Both at home and at church, I have crates of sidewalk chalk to keep little fingers busy and to share the Good News through color.

Yellow. God is holy, and He made everything. 

Black. We sinned and disobeyed God, separating ourselves from him forever. 

Red. He loved us so much, He sent His only Son to shed His blood and die on the cross to pay the penalty for our sin. 

White. His sacrifice brought light to our darkness. He did not stay dead but was raised again to open the door to eternal life for everyone who follows Him. 

Blue. Choose to accept Him and wash your sins away. 

Green. Grow closer to Him.

Children all love color. The little one at my house loves to use the chalk to “paint” my toenails and hers. She wants to wear the beauty as much as possible.

Older ones in our neighborhood color pictures on the basketball court. As we learned about Jesus calming the storm, I instructed them to draw storms. There were many tornadoes and a lot of lightning. Color flew everywhere.

One group of girls drew my attention as they drew a picture of their niece, who was 8 years old when she died in a car accident. It was a storm of another type, and they used the beauty of color to remember a beautiful child. 

Sidewalk chalk tells many stories. It allows children to capture the colors of the sun, the trees, water, the sky, and flowers and use those elements of beauty to tell their stories. 

The Psalmist wrote, “One thing have I asked of the Lord, that will I seek after: that I may dwell in the house of the Lord all the days of my life, to gaze upon the beauty of the Lord…”

The Lord gives us hints and glimpses of His beauty through His creation, and it makes us long for His true beauty, like children using sidewalk chalk to replicate the colors they see in the natural world around them.

In his book, “Rembrandt is in the Wind,” pastor Russ Ramsey writes, “Beauty is what we make of goodness and truth.

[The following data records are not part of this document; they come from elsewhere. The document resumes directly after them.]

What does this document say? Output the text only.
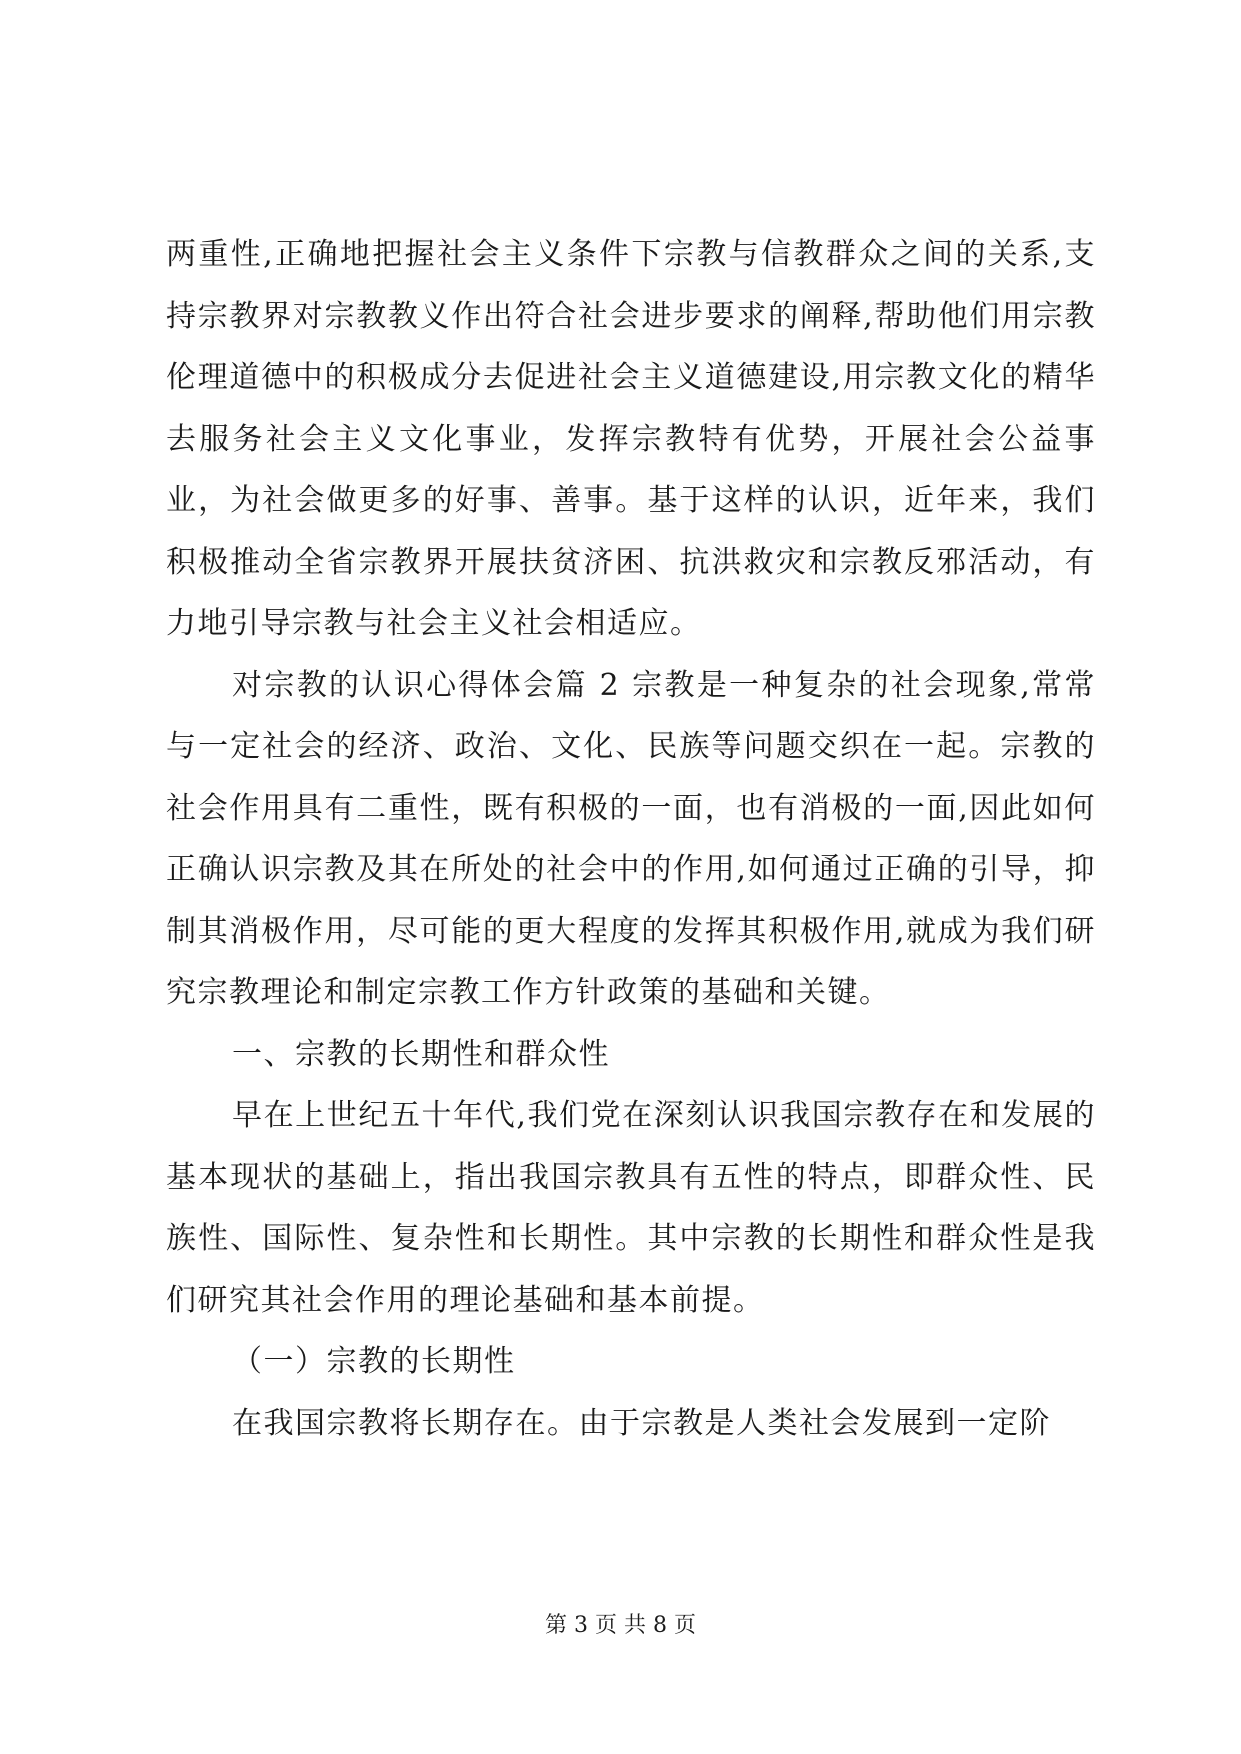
两重性,正确地把握社会主义条件下宗教与信教群众之间的关系,支持宗教界对宗教教义作出符合社会进步要求的阐释,帮助他们用宗教伦理道德中的积极成分去促进社会主义道德建设,用宗教文化的精华去服务社会主义文化事业，发挥宗教特有优势，开展社会公益事业，为社会做更多的好事、善事。基于这样的认识，近年来，我们积极推动全省宗教界开展扶贫济困、抗洪救灾和宗教反邪活动，有力地引导宗教与社会主义社会相适应。

对宗教的认识心得体会篇 2 宗教是一种复杂的社会现象,常常与一定社会的经济、政治、文化、民族等问题交织在一起。宗教的社会作用具有二重性，既有积极的一面，也有消极的一面,因此如何正确认识宗教及其在所处的社会中的作用,如何通过正确的引导，抑制其消极作用，尽可能的更大程度的发挥其积极作用,就成为我们研究宗教理论和制定宗教工作方针政策的基础和关键。

一、宗教的长期性和群众性

早在上世纪五十年代,我们党在深刻认识我国宗教存在和发展的基本现状的基础上，指出我国宗教具有五性的特点，即群众性、民族性、国际性、复杂性和长期性。其中宗教的长期性和群众性是我们研究其社会作用的理论基础和基本前提。

（一）宗教的长期性

在我国宗教将长期存在。由于宗教是人类社会发展到一定阶

第 3 页 共 8 页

Beauty takes the pursuit of goodness past mere personal ethical conduct to the work of intentionally doing good to and for others. Beauty takes the pursuit of truth past the accumulation of knowledge to the proclamation and application of truth in the name of caring for others.”

Beauty is a balm for our weary souls because it is a hint and reminder of the Creator. We seek beauty when we have seen or experienced searing ugliness.

A young woman sat in my room and detailed the ugliness of abortion- the hopelessness of tiny fingers and toes that would never experience life- but then, through tears, she smiled and recounted the birth of her second child and how she clung to the beauty of those perfectly pink fingers and toes. 

“Those little fingers wrapped around mine,” she said. 

Beauty brought healing because it is an echo of the goodness and truth of Jesus Christ. 

Little fingers communicate beauty through the medium of sidewalk chalk. What will you use to reflect the beauty of Christ to a hurting world this week?